Na Palavas steek ik via Villeneuve door naar de D 612 en rij zo via Frontignan en Meze naar het eerste laadadres, midden tussen de wijnvelden en even onder Castelnau du Guers.

Daarna krijg ik opdracht om een vrachtje op te halen in Cessenon sur Orb en omdat ik daar enkele kilometers verder, in Roquebrun, twee landgenoten ken, stuur ik een meeltje en bel de twee op vier nummers. Helaas komt er geen reactie en omdat ik merk dat mijn voertuig olie lekt, besluit ik na het laden in Cessenon mij maar snel te vervoegen bij de DAF-sevice te Beziers.
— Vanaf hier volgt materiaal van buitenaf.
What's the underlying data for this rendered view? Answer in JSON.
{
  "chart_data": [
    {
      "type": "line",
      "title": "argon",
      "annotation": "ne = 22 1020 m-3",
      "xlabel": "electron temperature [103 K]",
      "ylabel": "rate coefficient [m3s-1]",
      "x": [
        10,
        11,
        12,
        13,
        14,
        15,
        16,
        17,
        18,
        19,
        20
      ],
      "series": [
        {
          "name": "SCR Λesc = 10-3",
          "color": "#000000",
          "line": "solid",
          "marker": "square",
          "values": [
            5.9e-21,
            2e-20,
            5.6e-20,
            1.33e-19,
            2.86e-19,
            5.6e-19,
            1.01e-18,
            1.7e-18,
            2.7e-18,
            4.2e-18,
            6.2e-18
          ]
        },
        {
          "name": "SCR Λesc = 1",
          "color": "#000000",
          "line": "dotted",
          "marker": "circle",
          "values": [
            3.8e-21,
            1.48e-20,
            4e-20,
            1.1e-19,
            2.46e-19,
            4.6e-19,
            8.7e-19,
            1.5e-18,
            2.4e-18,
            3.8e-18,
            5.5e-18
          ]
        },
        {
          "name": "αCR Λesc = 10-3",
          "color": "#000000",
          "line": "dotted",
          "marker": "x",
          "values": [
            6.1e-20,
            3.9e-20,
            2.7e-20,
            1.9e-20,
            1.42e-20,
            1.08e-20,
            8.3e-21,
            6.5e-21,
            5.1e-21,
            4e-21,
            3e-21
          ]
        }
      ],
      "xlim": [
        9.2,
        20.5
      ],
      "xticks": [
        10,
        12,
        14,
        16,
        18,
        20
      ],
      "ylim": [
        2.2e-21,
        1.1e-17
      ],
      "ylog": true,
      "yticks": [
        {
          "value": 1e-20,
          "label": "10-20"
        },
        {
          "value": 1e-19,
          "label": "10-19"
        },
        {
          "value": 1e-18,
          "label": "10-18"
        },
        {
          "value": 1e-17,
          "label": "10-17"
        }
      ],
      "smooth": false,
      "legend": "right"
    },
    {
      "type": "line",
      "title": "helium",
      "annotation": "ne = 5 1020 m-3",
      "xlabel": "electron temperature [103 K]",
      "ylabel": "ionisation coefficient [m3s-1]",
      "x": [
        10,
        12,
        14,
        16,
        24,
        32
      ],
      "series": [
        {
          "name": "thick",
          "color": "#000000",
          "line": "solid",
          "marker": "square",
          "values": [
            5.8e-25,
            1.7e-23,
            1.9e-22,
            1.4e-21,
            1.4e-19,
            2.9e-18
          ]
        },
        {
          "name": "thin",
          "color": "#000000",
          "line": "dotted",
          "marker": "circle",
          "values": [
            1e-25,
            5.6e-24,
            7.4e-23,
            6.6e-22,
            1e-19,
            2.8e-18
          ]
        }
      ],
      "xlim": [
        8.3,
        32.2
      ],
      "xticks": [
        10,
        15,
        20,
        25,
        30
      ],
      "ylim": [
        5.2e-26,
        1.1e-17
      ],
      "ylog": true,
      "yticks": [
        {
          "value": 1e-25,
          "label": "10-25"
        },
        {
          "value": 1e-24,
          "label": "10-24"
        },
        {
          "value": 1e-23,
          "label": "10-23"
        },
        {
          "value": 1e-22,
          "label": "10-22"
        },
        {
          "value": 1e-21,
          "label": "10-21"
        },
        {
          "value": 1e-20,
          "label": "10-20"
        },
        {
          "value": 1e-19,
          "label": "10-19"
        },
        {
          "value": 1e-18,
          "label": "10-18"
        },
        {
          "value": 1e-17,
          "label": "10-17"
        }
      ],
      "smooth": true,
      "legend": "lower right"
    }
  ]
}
Vanaf DAF-Nederland zou men DAF-Beziers inlichten en mijn komst aanmelden en net even na half twee ben ik er.

De receptionist deelt mij mee dat de monteurs om twee uur beginnen en even voor twee uur druppelen de monteurs binnen. Maar na tweeën krijg ik van dezelfde receptionist te horen dat er niet één monteur tijd heeft iets aan mijn voertuig te doen. Ze komen niet eens kijken!!
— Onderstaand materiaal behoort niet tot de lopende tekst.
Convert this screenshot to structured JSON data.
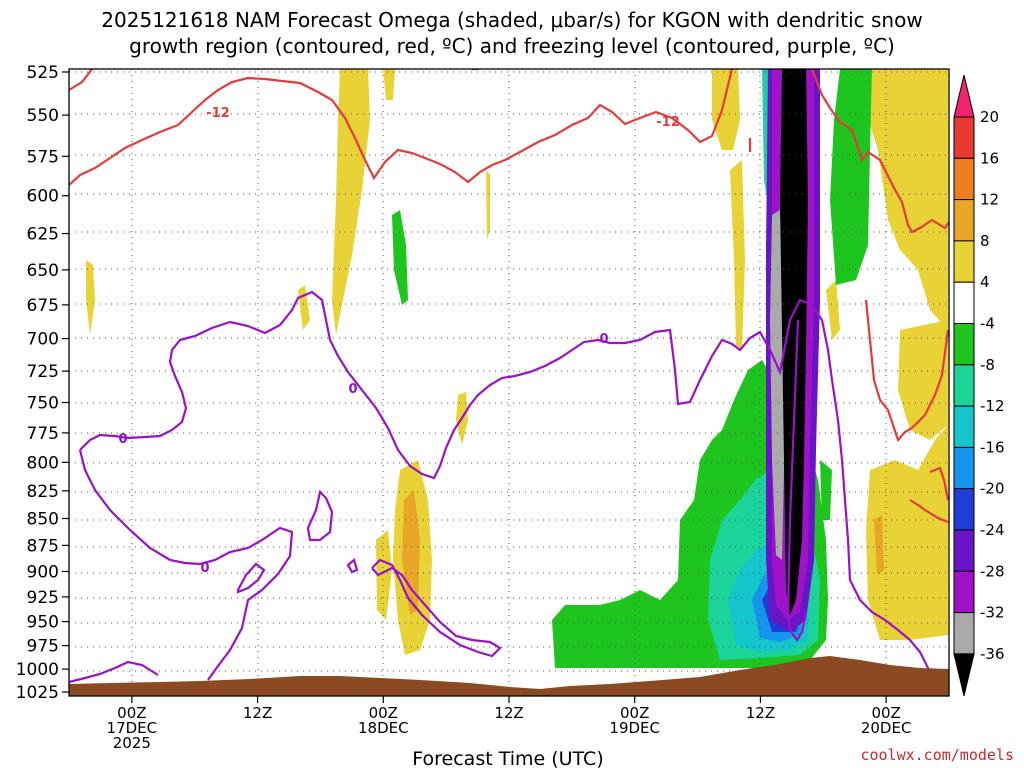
{
  "chart_data": {
    "type": "time-height cross section",
    "title_line1": "2025121618 NAM Forecast Omega (shaded, μbar/s) for KGON with dendritic snow",
    "title_line2": "growth region (contoured, red, ºC) and freezing level (contoured, purple, ºC)",
    "xlabel": "Forecast Time (UTC)",
    "credit": "coolwx.com/models",
    "y_axis": {
      "unit": "hPa",
      "range": [
        525,
        1025
      ],
      "ticks": [
        "525",
        "550",
        "575",
        "600",
        "625",
        "650",
        "675",
        "700",
        "725",
        "750",
        "775",
        "800",
        "825",
        "850",
        "875",
        "900",
        "925",
        "950",
        "975",
        "1000",
        "1025"
      ]
    },
    "x_axis": {
      "range_hours": [
        0,
        84
      ],
      "ticks": [
        {
          "hour": 6,
          "line1": "00Z",
          "line2": "17DEC",
          "line3": "2025"
        },
        {
          "hour": 18,
          "line1": "12Z",
          "line2": "",
          "line3": ""
        },
        {
          "hour": 30,
          "line1": "00Z",
          "line2": "18DEC",
          "line3": ""
        },
        {
          "hour": 42,
          "line1": "12Z",
          "line2": "",
          "line3": ""
        },
        {
          "hour": 54,
          "line1": "00Z",
          "line2": "19DEC",
          "line3": ""
        },
        {
          "hour": 66,
          "line1": "12Z",
          "line2": "",
          "line3": ""
        },
        {
          "hour": 78,
          "line1": "00Z",
          "line2": "20DEC",
          "line3": ""
        }
      ]
    },
    "colorbar": {
      "labels": [
        "20",
        "16",
        "12",
        "8",
        "4",
        "-4",
        "-8",
        "-12",
        "-16",
        "-20",
        "-24",
        "-28",
        "-32",
        "-36"
      ],
      "colors": [
        "#f0246e",
        "#e83a32",
        "#ee7d22",
        "#e8a628",
        "#e8d236",
        "#ffffff",
        "#1ec51e",
        "#1cd39a",
        "#14c6cc",
        "#1496ee",
        "#1e3ed6",
        "#6a14c8",
        "#a012c8",
        "#aaaaaa",
        "#000000"
      ]
    },
    "contour_labels": {
      "dgz": [
        "-12",
        "-12"
      ],
      "freezing": [
        "0",
        "0",
        "0",
        "0"
      ]
    },
    "omega_regions": [
      {
        "level": "-4",
        "center_hour": 73,
        "p_top": 525,
        "p_bottom": 925
      },
      {
        "level": "-8",
        "center_hour": 62,
        "p_top": 800,
        "p_bottom": 990
      },
      {
        "level": "-36",
        "center_hour": 69.6,
        "p_top": 525,
        "p_bottom": 960
      },
      {
        "level": "4",
        "center_hour": 30,
        "p_top": 800,
        "p_bottom": 990
      },
      {
        "level": "8",
        "center_hour": 32.5,
        "p_top": 825,
        "p_bottom": 950
      }
    ]
  },
  "colors": {
    "dgz_contour": "#e83a3a",
    "freezing_contour": "#9a12c8",
    "terrain": "#8b4a22",
    "credit": "#c8282e"
  }
}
Verontwaardigd bel ik de DAF in Amsterdam, vertel wat ik hier meemaak en bespreek de vermoedelijke oorzaak van de lekkage. Mede doordat DAF-Beziers geen service verleent wordt besloten verder te rijden en het probleem dan maar in Nederland op te lossen.

Zo vertrek ik naar de volgende klant en kom over een prachtige route. Langs wijngaarden met een schilderachtig palet van herfstkleuren, variërend van diep donkerrood tot licht okergeel. Via Pezenas en Clermont l'Herault ga ik via Gignac over de D 32 naar St Martin de Londres en vandaar naar Ganges. Als de wijnvelden ophouden rijd ik door een met voornamelijk steeneiken bedekt heuvelachtig landschap en via St Hipolyte kom ik door Anduze, een geliefd nederlands vakantieoord.

Al snel passeer ik Ales en vandaar pak ik de weg naar Aubenas, dezelfde weg die ik tijdens enkele vakanties hier, toen we een huis hadden in de buurt van Joyeuse, diverse keren reed met mijn oude Ford 17 RMS. Als ik door St Ambroix kom herken ik de slagerswinkel waar ik met vrouw en dochtertje een paar keer vlees haalde, de bodega waar we wat dronken en de voormalige groentezaak waar nu een telefoonwinkel in zit.

Na de schitterende weg, waar ik ook nog een klein colletje over kom, sla ik naar rechts af en niet lang daarna sta ik bij het laadadres te Ruoms. Er is nog volk, maar met een blik op de klok geef ik me weinig kans. Dat blijkt even later als de verantwoordelijke mij verteld dat ik morgen de eerste ben. Het loopt trouwens tegen zessen maar het is nog volop licht terwijl het aangenaam 17 graden is. Ik besluit naar het twee kilometer verderop gelegen dorpje te wandelen en na een goed kwartier loop ik door het kleine dorpje waar nagenoeg niets te beleven valt. Wel zijn er wat aardige bouwwerkjes die mijn aandacht trekken, maar verder is het zo doods, dat ik maar weer terug slof.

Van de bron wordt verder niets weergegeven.